Can a Woman Be President?

Political Science Professor Discusses Challenges Clinton Faces


Published: Febrary 14, 2008

FCLC—American women were given the right to vote in 1920. It took decades for America to finally answer the question of whether women should be allowed to vote. Nearly a century later, America finds itself facing a different question: Can a woman be president? The Observer spoke with Susan Beck, associate professor of political science at FCLC, who has taught courses on women in politics, about the challenges Senator Hillary Clinton faces and whether or not America is ready to vote for a female president.

THE OBSERVER: Since Senator Hillary Clinton entered this race, many people have asked the question: Is America ready for a female president? Exactly what does it take for America to be ready?

SUSAN BECK: Historically, women have had a very difficult time presenting themselves as the appropriate candidate to be Commander in Chief. Clinton has tried to present herself as strong and capable of leading this country as Commander in Chief, and she has been pretty successful in doing that. I don’t know what it means for the country to be ready. The polls indicate that there is hesitancy among a segment of the public to vote for a woman, no matter who that woman would be. You can’t really rely on polls. She will definitely have to put up with some people not voting for her because she is a woman. On the other hand, there may be some who are ready to vote for her, who otherwise may not vote for the nominee in the Democratic Party.

THE OBSERVER: Why do you believe America has been behind other countries in terms of having a female leader?

SB: In some cases, if you look at leadership in Scandinavian countries, they’ve always been more open and have accepted women in the workplace. They’ve been more willing to have policies that help women enter the workplace, not keep their other jobs as homemakers and mothers and go out and take a second job, but the state has been more willing to encourage equal responsibilities.

In more traditional cultures like India, which had a female head, women have been successful in those venues when they’ve been connected to prominent families. [Clinton] is connected to a prominent family—and it may help her or it may hurt her, we’re not clear. There is evidence it may hurt her. But in more traditional cultures such as with Benazir Bhutto or Indira Ghandi, it has actually helped women.

THE OBSERVER: A few weeks ago, Clinton had an “emotional moment” that was largely publicized.

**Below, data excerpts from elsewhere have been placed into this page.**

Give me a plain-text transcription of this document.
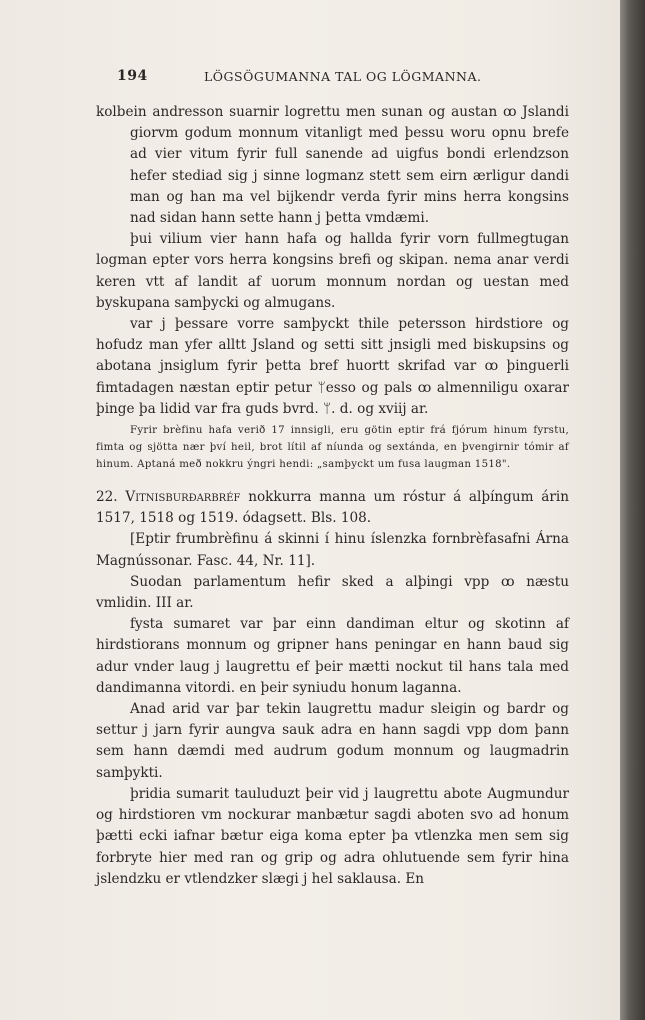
194	LÖGSÖGUMANNA TAL OG LÖGMANNA.

kolbein andresson suarnir logrettu men sunan og austan ꝏ Jslandi giorvm godum monnum vitanligt med þessu woru opnu brefe ad vier vitum fyrir full sanende ad uigfus bondi erlendzson hefer stediad sig j sinne logmanz stett sem eirn ærligur dandi man og han ma vel bijkendr verda fyrir mins herra kongsins nad sidan hann sette hann j þetta vmdæmi.

þui vilium vier hann hafa og hallda fyrir vorn fullmegtugan logman epter vors herra kongsins brefi og skipan. nema anar verdi keren vtt af landit af uorum monnum nordan og uestan med byskupana samþycki og almugans.

var j þessare vorre samþyckt thile petersson hirdstiore og hofudz man yfer alltt Jsland og setti sitt jnsigli med biskupsins og abotana jnsiglum fyrir þetta bref huortt skrifad var ꝏ þinguerli fimtadagen næstan eptir petur ᛘesso og pals ꝏ almenniligu oxarar þinge þa lidid var fra guds bvrd. ᛘ. d. og xviij ar.

Fyrir brèfinu hafa verið 17 innsigli, eru götin eptir frá fjórum hinum fyrstu, fimta og sjötta nær því heil, brot lítil af níunda og sextánda, en þvengirnir tómir af hinum. Aptaná með nokkru ýngri hendi: „samþyckt um fusa laugman 1518".

22. Vitnisburðarbréf nokkurra manna um róstur á alþíngum árin 1517, 1518 og 1519. ódagsett. Bls. 108.

[Eptir frumbrèfinu á skinni í hinu íslenzka fornbrèfasafni Árna Magnússonar. Fasc. 44, Nr. 11].

Suodan parlamentum hefir sked a alþingi vpp ꝏ næstu vmlidin. III ar.

fysta sumaret var þar einn dandiman eltur og skotinn af hirdstiorans monnum og gripner hans peningar en hann baud sig adur vnder laug j laugrettu ef þeir mætti nockut til hans tala med dandimanna vitordi. en þeir syniudu honum laganna.

Anad arid var þar tekin laugrettu madur sleigin og bardr og settur j jarn fyrir aungva sauk adra en hann sagdi vpp dom þann sem hann dæmdi med audrum godum monnum og laugmadrin samþykti.

þridia sumarit tauluduzt þeir vid j laugrettu abote Augmundur og hirdstioren vm nockurar manbætur sagdi aboten svo ad honum þætti ecki iafnar bætur eiga koma epter þa vtlenzka men sem sig forbryte hier med ran og grip og adra ohlutuende sem fyrir hina jslendzku er vtlendzker slægi j hel saklausa. En
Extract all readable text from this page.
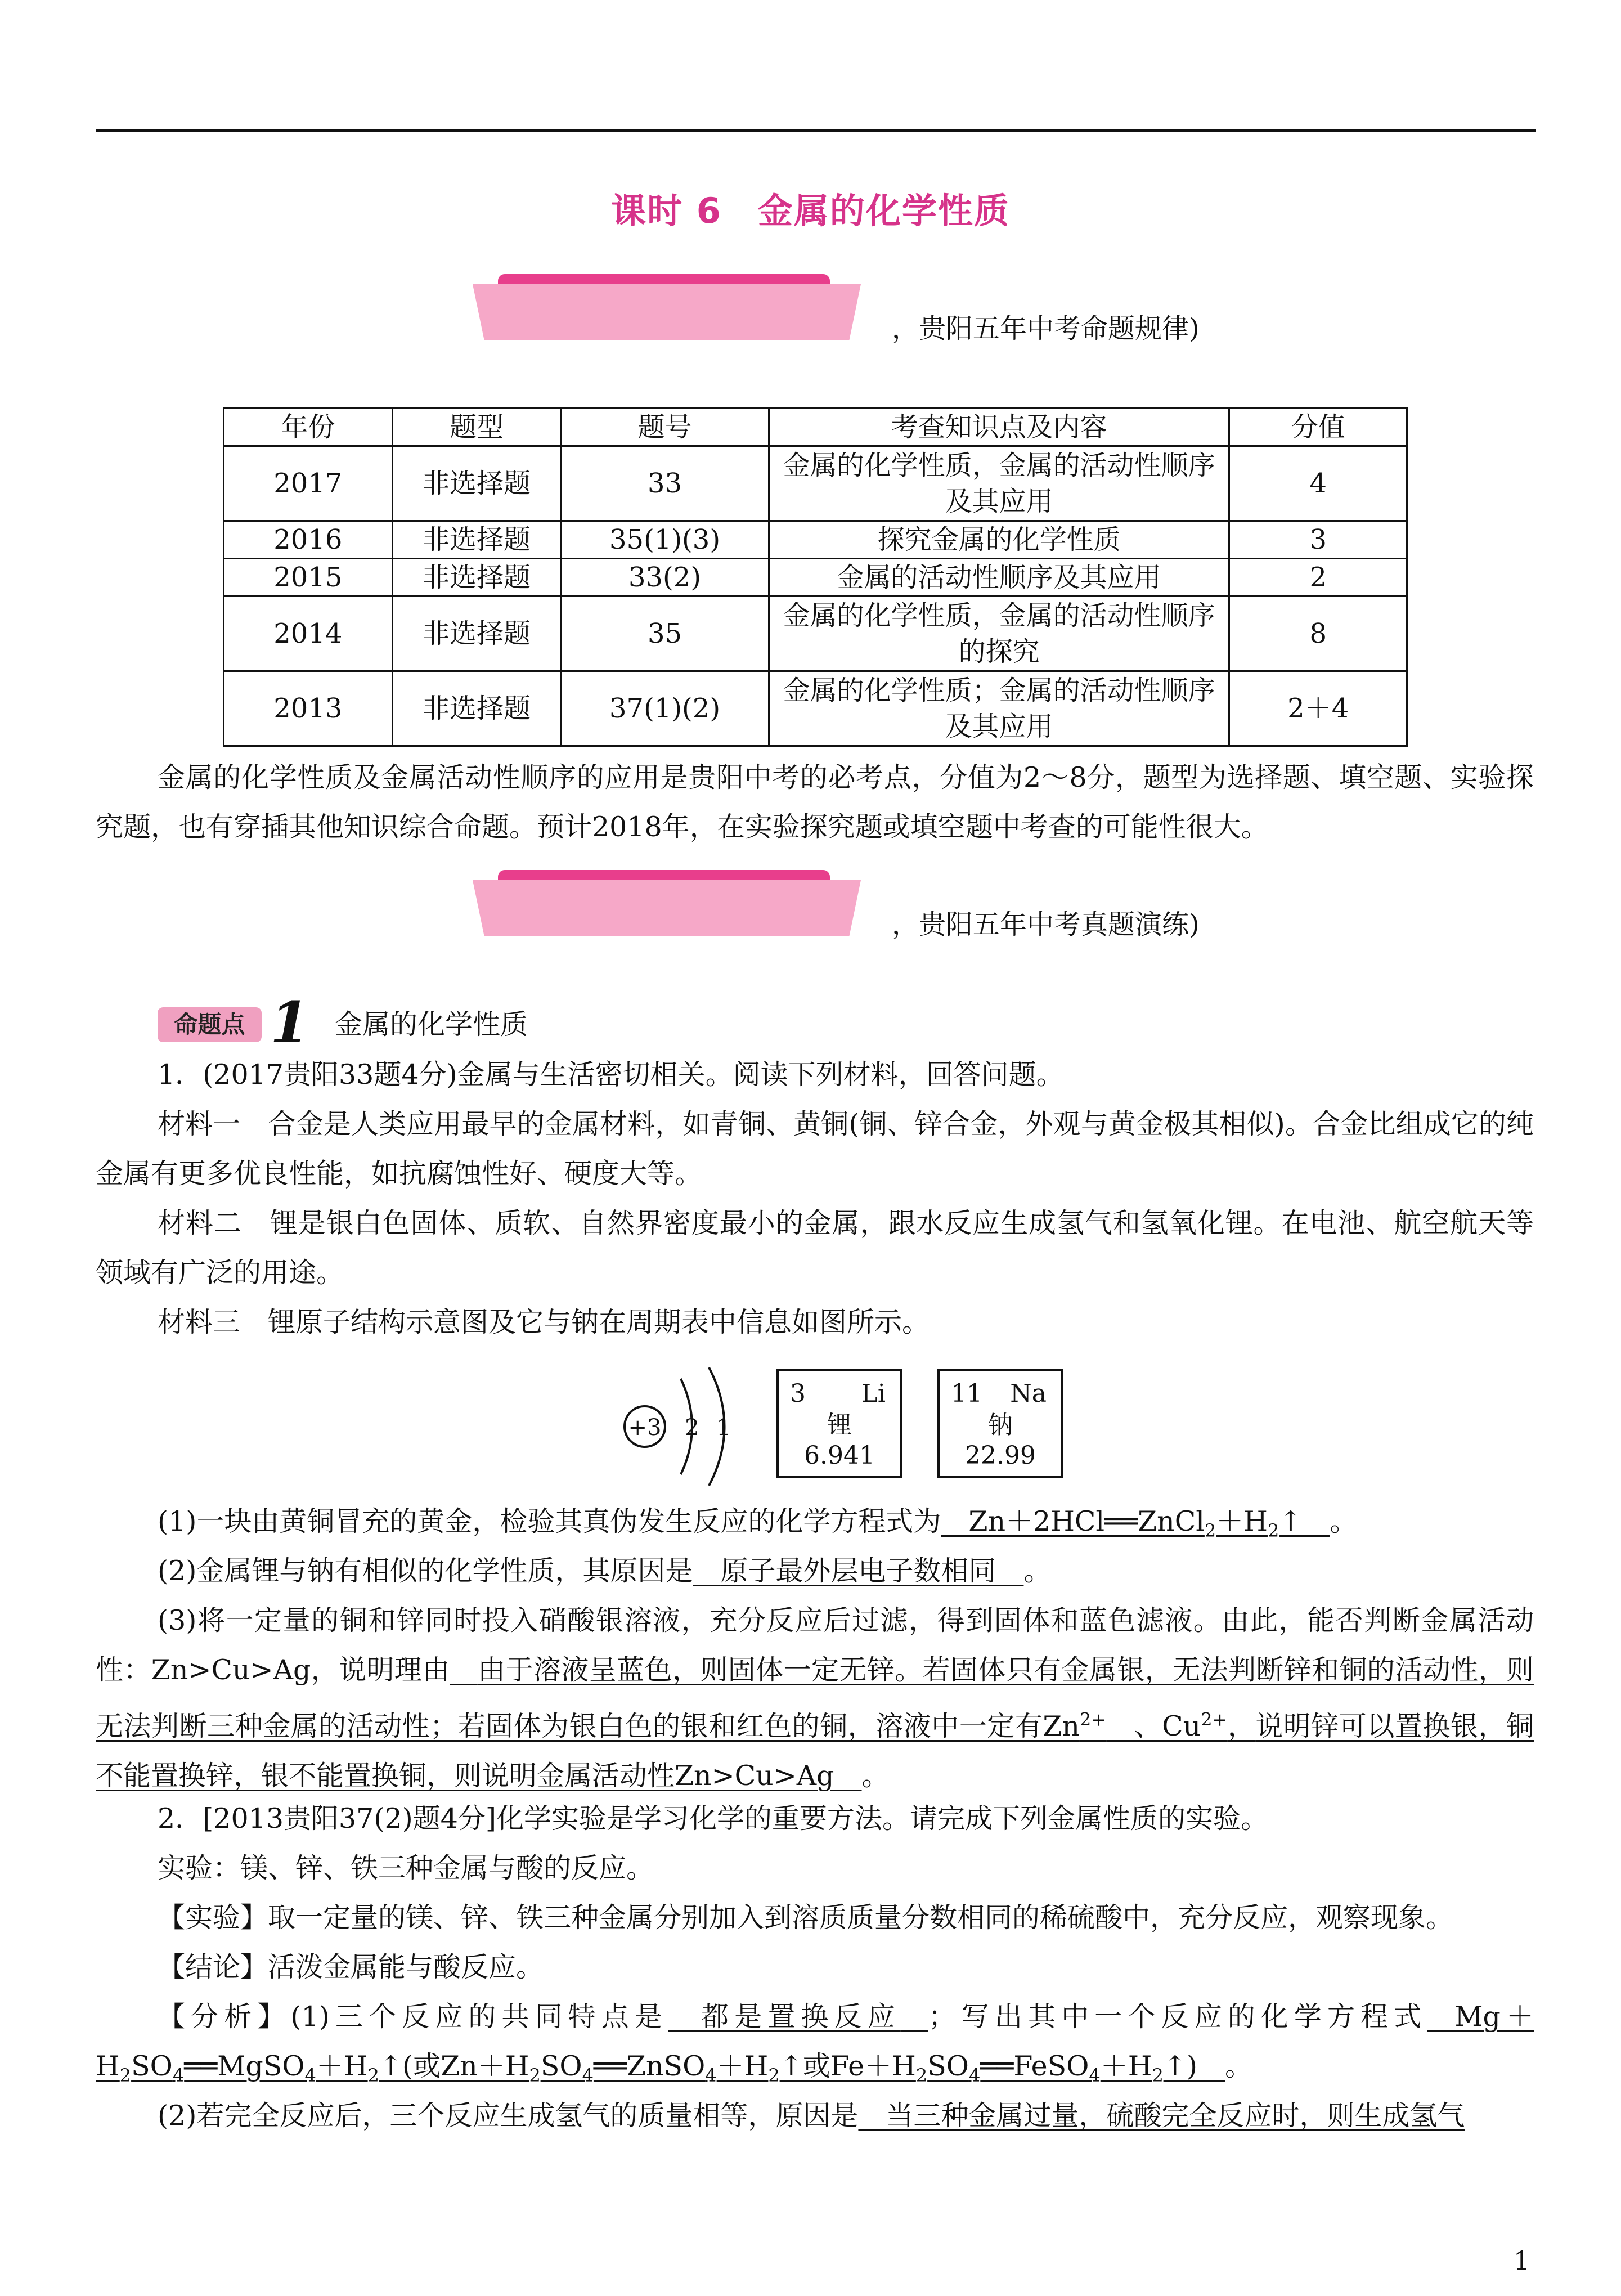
课时 6　金属的化学性质
，贵阳五年中考命题规律)
年份	题型	题号	考查知识点及内容	分值
2017	非选择题	33	金属的化学性质，金属的活动性顺序及其应用	4
2016	非选择题	35(1)(3)	探究金属的化学性质	3
2015	非选择题	33(2)	金属的活动性顺序及其应用	2
2014	非选择题	35	金属的化学性质，金属的活动性顺序的探究	8
2013	非选择题	37(1)(2)	金属的化学性质；金属的活动性顺序及其应用	2＋4
金属的化学性质及金属活动性顺序的应用是贵阳中考的必考点，分值为2～8分，题型为选择题、填空题、实验探究题，也有穿插其他知识综合命题。预计2018年，在实验探究题或填空题中考查的可能性很大。
，贵阳五年中考真题演练)
命题点 1 金属的化学性质
1．(2017贵阳33题4分)金属与生活密切相关。阅读下列材料，回答问题。
材料一　合金是人类应用最早的金属材料，如青铜、黄铜(铜、锌合金，外观与黄金极其相似)。合金比组成它的纯金属有更多优良性能，如抗腐蚀性好、硬度大等。
材料二　锂是银白色固体、质软、自然界密度最小的金属，跟水反应生成氢气和氢氧化锂。在电池、航空航天等领域有广泛的用途。
材料三　锂原子结构示意图及它与钠在周期表中信息如图所示。
+3 2 1
3 Li
锂
6.941
11 Na
钠
22.99
(1)一块由黄铜冒充的黄金，检验其真伪发生反应的化学方程式为 $Zn+2HCl══ZnCl_2+H_2↑$ 。
(2)金属锂与钠有相似的化学性质，其原因是  原子最外层电子数相同  。
(3)将一定量的铜和锌同时投入硝酸银溶液，充分反应后过滤，得到固体和蓝色滤液。由此，能否判断金属活动性：Zn>Cu>Ag，说明理由  由于溶液呈蓝色，则固体一定无锌。若固体只有金属银，无法判断锌和铜的活动性，则无法判断三种金属的活动性；若固体为银白色的银和红色的铜，溶液中一定有$Zn^{2+}$ 、$Cu^{2+}$，说明锌可以置换银，铜不能置换锌，银不能置换铜，则说明金属活动性Zn>Cu>Ag  。
2．[2013贵阳37(2)题4分]化学实验是学习化学的重要方法。请完成下列金属性质的实验。
实验：镁、锌、铁三种金属与酸的反应。
【实验】取一定量的镁、锌、铁三种金属分别加入到溶质质量分数相同的稀硫酸中，充分反应，观察现象。
【结论】活泼金属能与酸反应。
【分析】(1)三个反应的共同特点是  都是置换反应  ；写出其中一个反应的化学方程式 $Mg+H_2SO_4══MgSO_4+H_2↑$(或$Zn+H_2SO_4══ZnSO_4+H_2↑$或$Fe+H_2SO_4══FeSO_4+H_2↑$) 。
(2)若完全反应后，三个反应生成氢气的质量相等，原因是  当三种金属过量，硫酸完全反应时，则生成氢气
1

Do women in high-level politics need to maintain a level of femininity or do they need to shed their femininity and imitate the image of their male counterparts?

SB: This is her problem. For a woman running for president of the U.S., she has to show she is strong so people will believe she can be Commander in Chief, but if she does that—and Hillary has tried to do that—she gets criticized for being like steel and being like the “iron lady,” and so she’s considered to be not feminine enough. And if she tears up, and shows that side, then she’s shown to be too soft. So this is the predicament for women running for president and the media seized on that moment, which may have ended up helping her. I don’t think we can ever figure that out.

THE OBSERVER: Polls and statistics have shown that a large majority of Clinton’s supporters are white women, and a large majority of Senator Barack Obama’s supporters are African-American. What do you believe is the position of white men?

SB: I think that historically, white men have never supported Hillary Clinton. So are white men going to vote for Obama because they don’t like Clinton or because they like Obama? I don’t know the answer to that question. But there clearly is a gender gap in terms of her support.

THE OBSERVER: How has the significance of the female vote changed from previous elections?

SB: Historically in the general elections, there’s no doubt that more women come out to vote. There are more women in the electorate and they vote in higher numbers, so they clearly can make the difference. If Clinton is winning the women’s vote, and women continue to show up in large proportions, that advantages her. So even if Obama wins the black vote or the male vote, there are fewer of them voting and so he can’t make up that difference. However, because of the racial split, she may not see that advantage in the next few primaries coming up because they have large African-American populations.

THE OBSERVER: What can we predict for Clinton if she does win the presidency?

SB: I think she will be closely scrutinized and heavily criticized by her opponents. I don’t expect that her gender will necessarily give her difficulty on the world stage, in that she’s so familiar with other leaders and is quite knowledgeable of other places. But there’s no doubt that should she be elected politically—and I’m not sure she can be—I think she will have some difficult political times. There’s no doubt she’s more experienced. If she can make that front and center of the primary season as well as the general elections, she’s got a shot. But if the other issues bubble to the top, whatever they may be, her persona, her history, or whatever it may be, she’s going to have a difficult time.